Failure to hit welfare client work goals could be costly to Mahoning, OhioTweet
Mahoning leads Ohio’s urban centers in complying with rules
Mahoning County leads Ohio’s major urban counties in the percentage of adult welfare cash-assistance recipients who meet work-participation requirements.
The state and county, however, could still lose federal funds because statewide targets haven’t been met, the county’s Job and Family Services director said.
Robert E. Bush Jr., county JFS director, released figures at Thursday’s commissioners’ meeting showing Mahoning County led the state’s eight major urban counties in April in the percentage of adult welfare cash-assistance beneficiaries who met their 30-hour-a-week work requirement.
Of the 1,081 adult beneficiaries needing to meet this requirement, more than 62 percent did so in the county, Bush said. In the county’s two-parent cash assistance households, more than 74 percent of the 128 people required to work did so, Bush reported.

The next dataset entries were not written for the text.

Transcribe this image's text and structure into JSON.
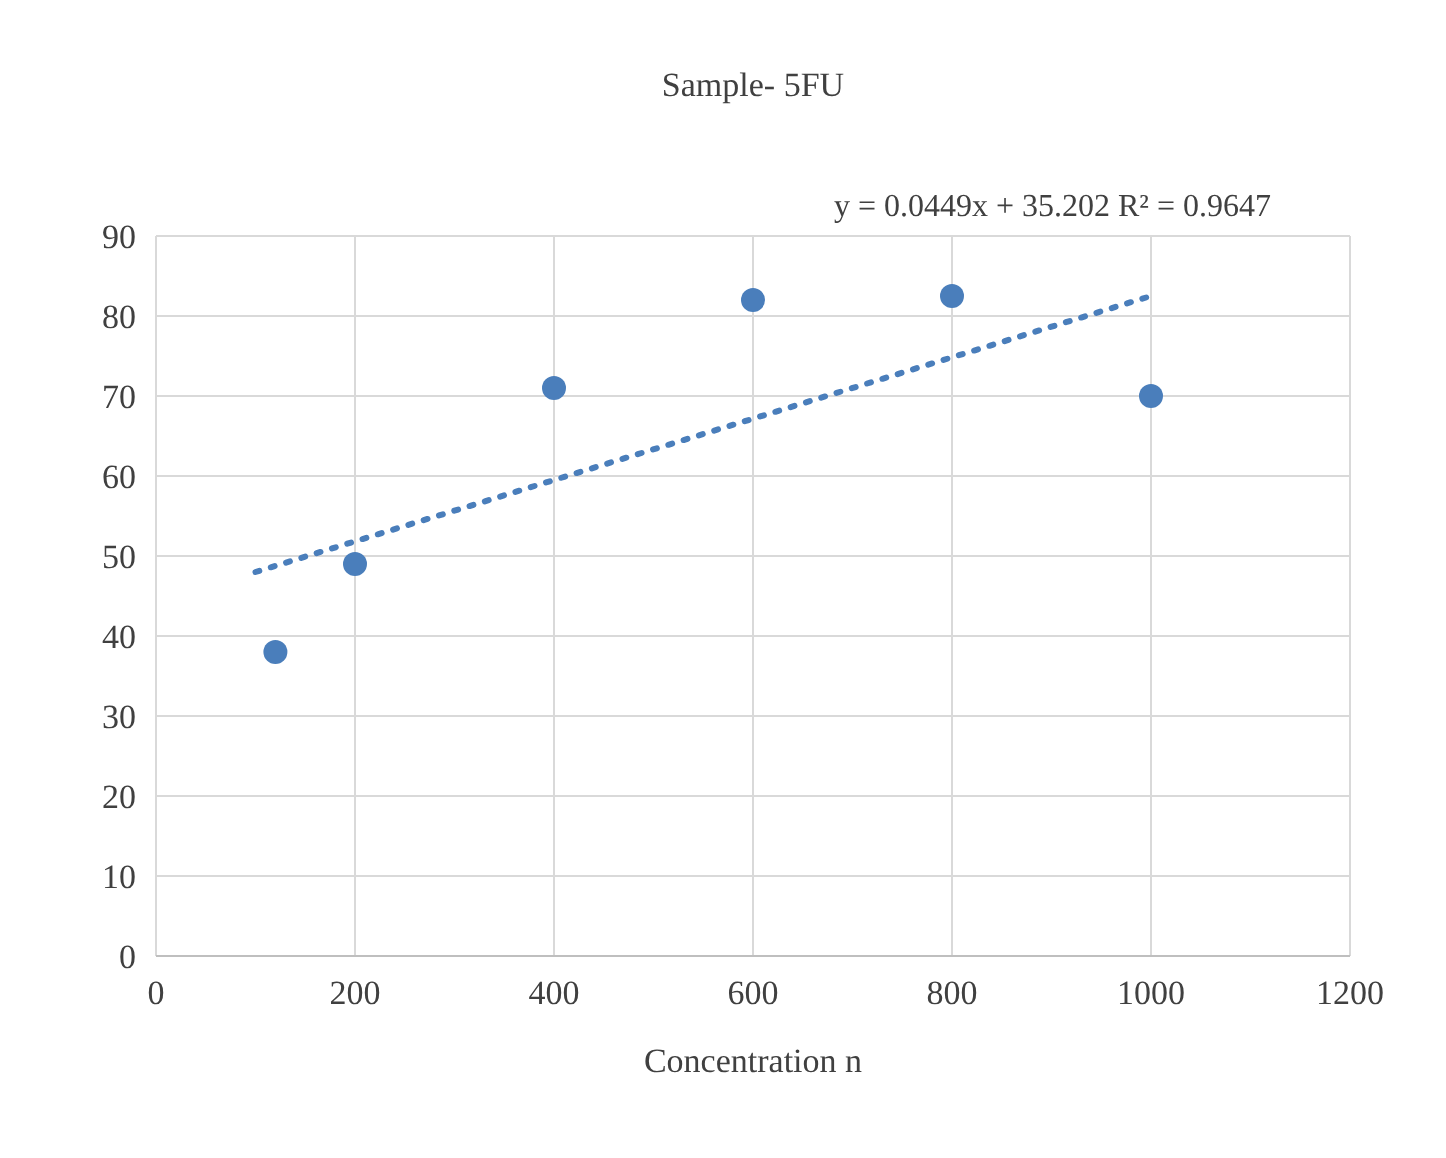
{
  "chart_data": {
    "type": "scatter",
    "title": "Sample- 5FU",
    "xlabel": "Concentration n",
    "annotations": [
      {
        "text": "y = 0.0449x + 35.202 R² = 0.9647",
        "x": 1000,
        "y": 82.5
      }
    ],
    "series": [
      {
        "color": "#4a7ebb",
        "x": [
          120,
          200,
          400,
          600,
          800,
          1000
        ],
        "values": [
          38,
          49,
          71,
          82,
          82.5,
          70
        ],
        "marker": "circle"
      },
      {
        "type": "line",
        "color": "#4a7ebb",
        "x": [
          100,
          1000
        ],
        "values": [
          48,
          82.5
        ],
        "line_style": "dotted"
      }
    ],
    "xlim": [
      0,
      1200
    ],
    "xticks": [
      0,
      200,
      400,
      600,
      800,
      1000,
      1200
    ],
    "ylim": [
      0,
      90
    ],
    "yticks": [
      0,
      10,
      20,
      30,
      40,
      50,
      60,
      70,
      80,
      90
    ],
    "grid": true
  }
}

The work requirement has been in effect nationally since welfare reform was enacted during the Clinton administration. Those who don’t meet that requirement lose their cash assistance, Bush said.
Cash-assistance recipients may meet the requirement by engaging in paid or volunteer work or job-training activities, said Ben Johnson, a spokesman for the Ohio Department of Job and Family Services.
The federal government has imposed two thresholds for the state to meet. Fifty percent of all adult beneficiaries must meet the work requirement, and 90 percent of adults in two-parent households must meet that requirement.
Because Ohio met the 50-percent standard statewide last year, Johnson said he believes the federal government will waive most of the $135 million in penalties Ohio was facing. He said, however, the state may still face a much smaller penalty for failing to meet the 90 percent requirement.
“Mahoning County has improved its work-participation rate, as have counties across the state, and, thanks to that hard work, we expect to avoid the bulk of this financial penalty,” Johnson said.
To continue payments to beneficiaries, the state would have to make up for any losses in federal funds, Johnson said. Any federal-funding losses would result in cuts to state and county JFS program administration, Johnson added.
Bush said he feared Mahoning could lose up to $13 million. If the county lost the full $13 million, Bush said, “It would be devastating. Our workforce would be substantially reduced” by layoffs.
He said, however, he could not specify the number of employees that would be furloughed at the county’s JFS department. The JFS budget is about $24 million annually, and it has 220 employees.
Factors that impede full compliance with the work requirement are a lack of transportation and child care for beneficiaries, Bush said. Compliance is easier in two-parent households because the adults can take turns working and caring for their children, he added.